Museum Design: Where's The Chairs?

Sit down before you read this. If you're at home, or even reading this on your iPhone, there's probably a seat nearby.

Unfortunately, if you're visiting a museum exhibition gallery, finding a place to sit and/or rest might be a lot more difficult. Art museums, perhaps because of their deliberately "contemplative" nature (or the advanced age of many of their patrons) do a much better job of providing seating in gallery spaces than other types of museums.

As I'm preparing a talk for the upcoming Association of Children's Museums conference for "emerging" museums, my mind has turned to chairs and seating, or the lack thereof, in all sorts of museums.

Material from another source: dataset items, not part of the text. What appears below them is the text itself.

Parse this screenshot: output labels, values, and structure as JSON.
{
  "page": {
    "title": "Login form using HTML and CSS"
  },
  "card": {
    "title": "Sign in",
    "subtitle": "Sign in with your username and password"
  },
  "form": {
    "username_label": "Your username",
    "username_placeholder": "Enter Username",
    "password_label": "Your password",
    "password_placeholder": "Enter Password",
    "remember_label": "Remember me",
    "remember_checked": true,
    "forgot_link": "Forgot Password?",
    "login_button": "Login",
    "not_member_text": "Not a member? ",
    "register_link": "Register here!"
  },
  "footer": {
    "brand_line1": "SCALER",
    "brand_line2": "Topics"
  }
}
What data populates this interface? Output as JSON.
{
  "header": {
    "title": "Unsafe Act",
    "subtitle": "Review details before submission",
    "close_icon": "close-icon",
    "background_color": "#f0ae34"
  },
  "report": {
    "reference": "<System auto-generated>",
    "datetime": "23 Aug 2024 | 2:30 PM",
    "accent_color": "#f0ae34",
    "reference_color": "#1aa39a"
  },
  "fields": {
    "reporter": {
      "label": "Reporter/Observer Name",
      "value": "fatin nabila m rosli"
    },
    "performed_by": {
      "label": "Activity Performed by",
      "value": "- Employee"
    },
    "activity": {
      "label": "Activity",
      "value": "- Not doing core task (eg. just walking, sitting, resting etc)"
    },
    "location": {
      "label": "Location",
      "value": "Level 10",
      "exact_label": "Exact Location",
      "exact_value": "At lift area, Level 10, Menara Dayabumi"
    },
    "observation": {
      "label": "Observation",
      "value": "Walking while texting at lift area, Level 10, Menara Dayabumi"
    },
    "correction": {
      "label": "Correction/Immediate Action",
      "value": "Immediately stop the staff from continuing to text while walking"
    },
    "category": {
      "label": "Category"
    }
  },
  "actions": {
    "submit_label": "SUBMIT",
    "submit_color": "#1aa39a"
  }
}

Paradoxically, the types of museums that we often think of as the most interactive, Children's Museums and Science Museums, often have the least seating available inside their exhibition spaces. One reason often given for the lack of seating is that "we want parents to play with their kids, not sit down!"

This is the sort of bogus, passive/aggressive, museum speak that really infuriates me. You can't "force" someone to engage with their children by taking away all the seats like a twisted game of musical chairs. An ideal museum visit will have a rhythm of activity --- sometimes quiet and contemplative, sometimes more mentally and/or physically active --- and museum designers should encourage, but not "force" people to engage in exhibit experiences in these different ways. Also, if you believe that eliminating seating options is going to coerce adult caregivers into stopping their young charges from racing around your museum or tearing up your exhibits, I've got a bridge in Brooklyn to sell you!

Leaving all that aside, what are some of the parameters to consider when selecting seating for any type of exhibition gallery? Personally, I think sturdy, movable seats, like stools or benches are your best bet. Flexible seating arrangements let visitors shift things around a little, and you might even learn a little bit about how visitors are using (or not using) your exhibits by watching how the seats get rearranged.

Here are a few suggestions regarding seating options for museums:

On the low end of the budget spectrum, IKEA (as I've mentioned in a previous post) provides simple, durable seating options. (Like the "Kritter" bench pictured above.)

If you have more money to spend, I really like the Alvar Aalto stools and benches. Clean design, and stackable. (If you get the stools, choose the more stable 4-legged option for museum use.)

Other good options for purchasing simple, durable seating are from Library furniture suppliers like Gaylord or Highland Park.

So, please consider your visitors, and think of ways to provide seating in your museum's exhibition spaces. (I'll sit down and be quiet now.)

UPDATE: Jonathan Katz from CINNABAR was kind enough to pass along this image of a "worm-bench" from the "Early Explorer's Cove" early childhood exhibition space in the Kimball Natural History Museum section of the new California Academy of Sciences project.


If you have images of interesting museum seating, feel free to pass them along! (Maybe we'll do a future "Son of Museum Seating" posting.)

Don't miss out on any ExhibiTricks posts! It's easy to subscribe right now via email or your favorite news reader. Just click the "subscribe" link on the right side of the blog.

5 comments:

  1. equally as important is the placement of seating in a "down time space" for families who need a bit of quiet. we find these spaces are well used at our museum.

    ReplyDelete
  2. I agree about the importance of furniture that can be moved, even by museum visitors. We have one exhibition where visitors actually brought chairs in from the hall one day. They moved around a bit for a few weeks, and ultimately someone (staff, board member, who knows?) brought in a chair that "goes" with the exhibit that now takes up that place.

    ReplyDelete
  3. Oh my gosh! Seating is sooooo important! First, it signals you care about your visitors. But even more than that, lack of seating frustrates, even infuriates many visitors. It is one of those things that comes up a lot in our surveys in how museums fall short in meeting needs.

    Sit early. Sit often.

    ReplyDelete
  4. "Sit early. Sit often."

    I'll be happy to "borrow" that line for my presentation.

    Thanks Susie!

    ReplyDelete
  5. Great topic. This probably isn't quite what you were looking for, but Jean Burks at Shelburne Museum did a twist on the subject last year with her show "Please be Seated" with an "interactive" show of contemporary garden furniture. While pictures of the show are no longer on the museum's website, I did find a picture on Flickr. http://www.flickr.com/photos/terenceluk/2888923684/ Jean worked with the Grounds department to place the objects in the museum landscape with most if not all being at the top of the hill as the visitors left. It was pretty wonderful to walk up there and see folks just hanging out, enjoying the landscape.

    While some of the seating furniture were loans from the various designers, others were gifts to the museum from the makers and have become part of the landscape.